BPA is one of the agencies in the midst of developing a plan for the Columbia and Snake rivers. One piece of that plan could be to remove or alter the four Lower Snake River dams.
Mainzer said the four dams are integral parts of the power system’s flexibility and capacity. Without the dams, Mainzer said, “You would have a smaller system, and — absent other changes — you would be looking at having to put flexibility, capacity and energy focus on other parts of the grid.”
“We’re just above Ice Harbor Dam. That’s a pretty big body of water — it’s at least over a quarter of a mile wide and 90 feet deep. My sense is that water would be too far away for us to get to,” Gordon said.
A solution will come down to working together, said Merrill Beyeler, an Idaho rancher and former legislator. Beyeler has also worked on salmon restoration in the Lemhi River Valley.
“What I think has to happen is we have to find some way to advocate for each other. That means we do not leave anybody behind. We do not leave folks that depend on the Columbia River system to move the grain to the coast. We just don’t leave anybody behind,” Beyeler said.
Tribal representatives said it’s important to have legislative support in Washington, D.C., before giving serious consideration to removing or altering the dams.
Jaime Pinkham, the director of the Columbia River Inter-Tribal Fish Commission, breaching the dams will be a “tough political lift to get through the halls of Congress.”
He said a lack of congressional support for removing Snake River dams could lead to trouble for salmon.
“It would not surprise me to see legislation introduced to either change the Endangered Species Act or do something as drastic, like we did with wolves, when we legislated their recovery,” Pinkham said.
Right now, Pinkham said, flexible spill and salmon predator policies should be the main focus of restoration efforts.

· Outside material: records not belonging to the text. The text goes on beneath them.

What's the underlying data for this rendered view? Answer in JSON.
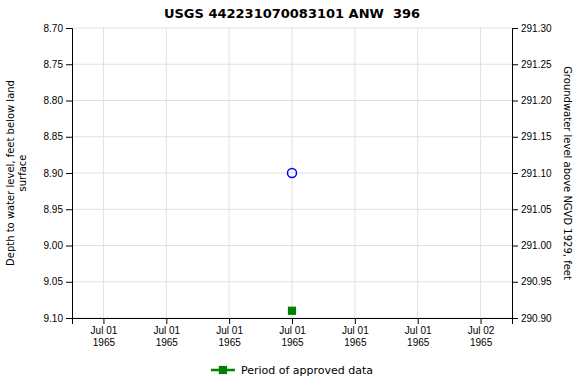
{
  "chart_data": {
    "type": "scatter",
    "title": "USGS 442231070083101 ANW  396",
    "y_label": "Depth to water level, feet below land\nsurface",
    "y2_label": "Groundwater level above NGVD 1929, feet",
    "categories": [
      "Jul 01\n1965",
      "Jul 01\n1965",
      "Jul 01\n1965",
      "Jul 01\n1965",
      "Jul 01\n1965",
      "Jul 01\n1965",
      "Jul 02\n1965"
    ],
    "series": [
      {
        "color": "blue",
        "marker": "open-circle",
        "values": [
          null,
          null,
          null,
          8.9,
          null,
          null,
          null
        ]
      },
      {
        "name": "Period of approved data",
        "color": "green",
        "marker": "square",
        "values": [
          null,
          null,
          null,
          9.09,
          null,
          null,
          null
        ]
      }
    ],
    "ylim": [
      9.1,
      8.7
    ],
    "yticks": [
      {
        "value": 8.7,
        "label": "8.70"
      },
      8.75,
      {
        "value": 8.8,
        "label": "8.80"
      },
      8.85,
      {
        "value": 8.9,
        "label": "8.90"
      },
      8.95,
      {
        "value": 9.0,
        "label": "9.00"
      },
      9.05,
      {
        "value": 9.1,
        "label": "9.10"
      }
    ],
    "y2lim": [
      290.9,
      291.3
    ],
    "y2ticks": [
      {
        "value": 290.9,
        "label": "290.90"
      },
      290.95,
      {
        "value": 291.0,
        "label": "291.00"
      },
      291.05,
      {
        "value": 291.1,
        "label": "291.10"
      },
      291.15,
      {
        "value": 291.2,
        "label": "291.20"
      },
      291.25,
      {
        "value": 291.3,
        "label": "291.30"
      }
    ],
    "grid": true,
    "legend": "bottom"
  }
}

Other tribe members and fish advocates at the conference called for dam removal sooner, rather than later, both to save salmon and the Puget Sound orcas that depend on them for food.
Chris Wood, the president of Trout Unlimited, said to solve the problem, people have to start thinking on a bigger scale than they do now.
“We’re not succeeding. We’ve spent $16 billion in one of the least successful recovery programs in the history of the world. That’s where we are right now with the status quo,” Wood said.
He said carrying the conversations on from this conference could lead to a “far better place in five or 10 years than we are in today.”
Looking decades into the future, U.S. Rep. Mike Simpson, R-Idaho, challenged the room to look for innovative solutions, like small modular reactors. He said people need to stop protecting their own interests and find ways to make keep energy rates low and protect salmon.
“Make no doubt about it, I want salmon back in Idaho. Can this be done? I honestly don’t know. I don’t know if the willpower is there to do it. I don’t know if the willpower is in Congress to do it, but I will tell you that I’m hardheaded enough to try,” Simpson said.